CBP declined to comment about any previous suits or allegations against them, including the Florence Project’s most recent report.

 

Liu fears that there will be no improvements even after the Florence report documents on-going abuse, “kids will tell us about literal abuse that they’ve suffered. But they don’t want to raise complaints because they fear retaliation.” She said that as a result, most abuse goes unreported.

Even when unaccompanied minors do raise formal complaints, they often don’t know the names of the officers. “It’s a bit of a black box in there,” said Liu.
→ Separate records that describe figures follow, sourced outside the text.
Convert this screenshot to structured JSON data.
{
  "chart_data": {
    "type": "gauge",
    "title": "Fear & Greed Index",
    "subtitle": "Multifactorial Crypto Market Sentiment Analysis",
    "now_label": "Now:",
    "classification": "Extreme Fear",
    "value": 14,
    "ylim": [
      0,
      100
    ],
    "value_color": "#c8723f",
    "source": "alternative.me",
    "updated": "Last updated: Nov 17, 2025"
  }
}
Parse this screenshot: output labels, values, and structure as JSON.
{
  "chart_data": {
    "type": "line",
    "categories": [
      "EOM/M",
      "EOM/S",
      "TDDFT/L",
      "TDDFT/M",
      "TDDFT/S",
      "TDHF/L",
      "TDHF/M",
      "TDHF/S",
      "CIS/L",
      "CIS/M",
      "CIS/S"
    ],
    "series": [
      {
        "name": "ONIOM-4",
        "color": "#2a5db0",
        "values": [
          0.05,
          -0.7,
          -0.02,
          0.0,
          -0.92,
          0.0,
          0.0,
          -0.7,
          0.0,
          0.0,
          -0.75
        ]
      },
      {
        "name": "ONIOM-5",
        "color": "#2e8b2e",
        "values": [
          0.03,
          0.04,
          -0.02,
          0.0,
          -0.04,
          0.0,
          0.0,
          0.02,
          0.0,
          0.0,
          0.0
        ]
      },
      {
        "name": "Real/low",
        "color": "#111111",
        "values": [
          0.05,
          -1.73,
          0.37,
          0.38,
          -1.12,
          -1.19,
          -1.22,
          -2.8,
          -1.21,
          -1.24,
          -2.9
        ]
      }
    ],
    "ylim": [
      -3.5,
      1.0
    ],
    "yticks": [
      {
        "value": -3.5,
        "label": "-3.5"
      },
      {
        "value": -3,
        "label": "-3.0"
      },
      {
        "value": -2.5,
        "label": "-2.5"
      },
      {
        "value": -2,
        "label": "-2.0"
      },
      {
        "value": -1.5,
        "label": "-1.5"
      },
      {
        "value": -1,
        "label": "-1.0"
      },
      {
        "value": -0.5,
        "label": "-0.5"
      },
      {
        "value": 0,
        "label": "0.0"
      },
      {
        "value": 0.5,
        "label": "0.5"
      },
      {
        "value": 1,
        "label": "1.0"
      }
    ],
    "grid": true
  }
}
CBP facilities are inaccessible for non-government agencies, so reports like that of the Florence Project can only be taken retroactively.

Speaking of CBP’s internal failings, Coronado said, “It’s not because they don’t want to pay attention, but because it’s very functional for them to not pay attention.” Holding individual officers accountable, he explained, threatens their system.

There are reports that CBP is internally investigating over 200 of their officers, but Liu said she wasn’t aware of any internal investigation. Regardless of any internal efforts, she didn’t think CBP had been making the necessary systematic changes.

“The bottom line is that the CBP facilities are really temporary holding facilities,” says Liu. “They’re not meant for anyone, to be honest.”